Staying Present in Unsettled Times

discernment Mar 27, 2026
Staying Present in Unsettled Times

There are moments in personal life and collective life when the ground feels less stable than it once did.

Structures strain. Assumptions fracture. The familiar language no longer fits. Something once reliable begins to feel brittle.

The instinct is to resolve it.

To move quickly toward reassurance.
To declare certainty.
To identify villains and heroes.
To restore equilibrium as efficiently as possible.

But not all instability is meant to be immediately corrected.

Some instability is revelatory.

The Discomfort of Unknowing

Unknowing is rarely welcomed. It interrupts competence. It exposes limits. It resists efficiency.

We are accustomed to solving problems. Naming them, categorizing them, moving toward resolution. This habit serves us in many areas of life.

It does not always serve us in passages of moral or spiritual reckoning.

When something foundational begins to shift, rushing toward resolution can short-circuit discernment. We may grasp for narratives that calm us rather than narratives that are true.

Staying with what is does not mean indifference. It does not mean passivity. It does not mean refusing to act.

It means refusing to pretend.

Refusing premature reassurance.
Refusing false neutrality.
Refusing the comfort of easy answers when the situation is not simple.

Presence as an Ethical Act

In times of public strain, it can feel tempting to retreat into private stability. To narrow one’s focus to what is controllable. To avoid the discomfort of collective grief or moral tension.

But staying present is an ethical act.

To remain attentive when harm is visible.
To remain steady when rhetoric escalates.
To remain human when dehumanization becomes casual.

Presence is not loud. It does not always look dramatic. It may look like listening carefully before speaking. It may look like declining to amplify outrage that distorts truth. It may look like tending to local relationships rather than performing global commentary.

In unsettled times, steadiness becomes a form of resistance.

Not resistance rooted in rage, but resistance rooted in conscience.

The Difference Between Reactivity and Discernment

Reactivity moves quickly. It is fueled by urgency and often by fear. It seeks relief.

Discernment moves more slowly. It asks what is actually happening. It asks what is required, not what is satisfying.

The difference is subtle but consequential.

Reactivity can feel powerful in the moment. Discernment tends to feel quieter.

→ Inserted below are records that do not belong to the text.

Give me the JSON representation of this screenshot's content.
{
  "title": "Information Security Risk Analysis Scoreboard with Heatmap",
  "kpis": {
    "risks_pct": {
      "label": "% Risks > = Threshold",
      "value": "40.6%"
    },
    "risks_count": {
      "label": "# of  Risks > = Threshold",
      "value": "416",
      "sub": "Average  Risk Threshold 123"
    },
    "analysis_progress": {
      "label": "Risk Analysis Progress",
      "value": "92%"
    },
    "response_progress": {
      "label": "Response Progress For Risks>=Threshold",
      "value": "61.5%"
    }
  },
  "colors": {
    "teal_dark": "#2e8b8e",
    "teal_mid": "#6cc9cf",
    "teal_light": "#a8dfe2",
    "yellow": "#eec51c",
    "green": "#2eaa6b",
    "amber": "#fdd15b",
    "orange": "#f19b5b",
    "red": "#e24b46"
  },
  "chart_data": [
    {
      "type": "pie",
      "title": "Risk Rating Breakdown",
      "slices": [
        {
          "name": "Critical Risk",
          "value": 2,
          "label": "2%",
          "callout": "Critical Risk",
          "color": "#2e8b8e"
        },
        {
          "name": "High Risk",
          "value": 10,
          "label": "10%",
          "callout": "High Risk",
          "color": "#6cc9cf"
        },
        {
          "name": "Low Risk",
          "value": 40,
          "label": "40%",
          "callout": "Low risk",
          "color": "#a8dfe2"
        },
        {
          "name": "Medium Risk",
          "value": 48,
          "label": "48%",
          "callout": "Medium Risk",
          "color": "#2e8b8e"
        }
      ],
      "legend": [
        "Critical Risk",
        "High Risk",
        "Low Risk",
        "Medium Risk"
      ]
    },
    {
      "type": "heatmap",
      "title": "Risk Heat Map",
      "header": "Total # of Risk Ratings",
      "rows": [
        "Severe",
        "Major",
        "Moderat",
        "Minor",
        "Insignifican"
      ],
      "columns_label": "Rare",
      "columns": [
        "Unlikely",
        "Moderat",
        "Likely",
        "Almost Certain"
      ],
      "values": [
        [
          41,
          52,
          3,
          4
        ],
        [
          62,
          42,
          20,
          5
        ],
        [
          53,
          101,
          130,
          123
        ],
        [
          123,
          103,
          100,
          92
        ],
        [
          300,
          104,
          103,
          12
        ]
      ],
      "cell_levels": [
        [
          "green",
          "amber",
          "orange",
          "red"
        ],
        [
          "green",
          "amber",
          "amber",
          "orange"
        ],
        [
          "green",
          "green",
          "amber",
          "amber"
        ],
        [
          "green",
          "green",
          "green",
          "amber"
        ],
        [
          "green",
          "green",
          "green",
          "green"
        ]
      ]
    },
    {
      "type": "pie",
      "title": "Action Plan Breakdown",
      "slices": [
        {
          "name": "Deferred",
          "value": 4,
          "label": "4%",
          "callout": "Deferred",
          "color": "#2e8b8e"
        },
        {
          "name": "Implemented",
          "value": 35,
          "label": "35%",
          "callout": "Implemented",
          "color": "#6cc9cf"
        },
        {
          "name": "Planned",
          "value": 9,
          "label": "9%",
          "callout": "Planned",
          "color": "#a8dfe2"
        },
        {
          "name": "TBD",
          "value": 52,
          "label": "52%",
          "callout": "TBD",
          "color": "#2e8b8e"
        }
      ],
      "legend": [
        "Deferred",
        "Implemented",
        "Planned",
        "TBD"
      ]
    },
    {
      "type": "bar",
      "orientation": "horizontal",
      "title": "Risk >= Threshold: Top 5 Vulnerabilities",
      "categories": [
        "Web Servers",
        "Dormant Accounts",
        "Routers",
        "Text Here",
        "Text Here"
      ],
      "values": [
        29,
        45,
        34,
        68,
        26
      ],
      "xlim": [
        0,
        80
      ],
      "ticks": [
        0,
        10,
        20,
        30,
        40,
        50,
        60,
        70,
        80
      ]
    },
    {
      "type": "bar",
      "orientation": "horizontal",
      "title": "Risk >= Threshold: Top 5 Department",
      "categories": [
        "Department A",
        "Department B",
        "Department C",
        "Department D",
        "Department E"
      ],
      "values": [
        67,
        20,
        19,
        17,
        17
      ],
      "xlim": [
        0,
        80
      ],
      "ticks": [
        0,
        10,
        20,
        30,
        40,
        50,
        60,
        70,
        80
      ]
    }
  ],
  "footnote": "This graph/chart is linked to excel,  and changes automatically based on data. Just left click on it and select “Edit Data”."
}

Less performative. Sometimes less visible.

But discernment sustains integrity over time.

Staying with what is requires tolerating discomfort long enough to understand it. It requires the humility to admit what we do not yet know. It requires the courage to remain in conversation rather than retreating into certainty.

The Discipline of Presence

When public life becomes coarse, it is easy to mirror that coarseness. When fear circulates widely, it is easy to absorb it.

Staying grounded in such conditions is not accidental.

It requires tending to interior life. Not as escape, but as anchoring.

To pause before reacting.
To notice what is rising in the body.
To ask whether the next action is aligned with conscience or with agitation.

This kind of pause is not weakness. It is discipline.

It may reveal that a response is needed. It may reveal that silence is wiser. It may reveal grief beneath anger, or fear beneath urgency.

Staying with what is does not guarantee clarity.

It makes clarity possible.

Some seasons are not about moving forward. They are about standing faithfully in place.

There is dignity in that.

And there is strength in refusing to rush past what deserves to be faced.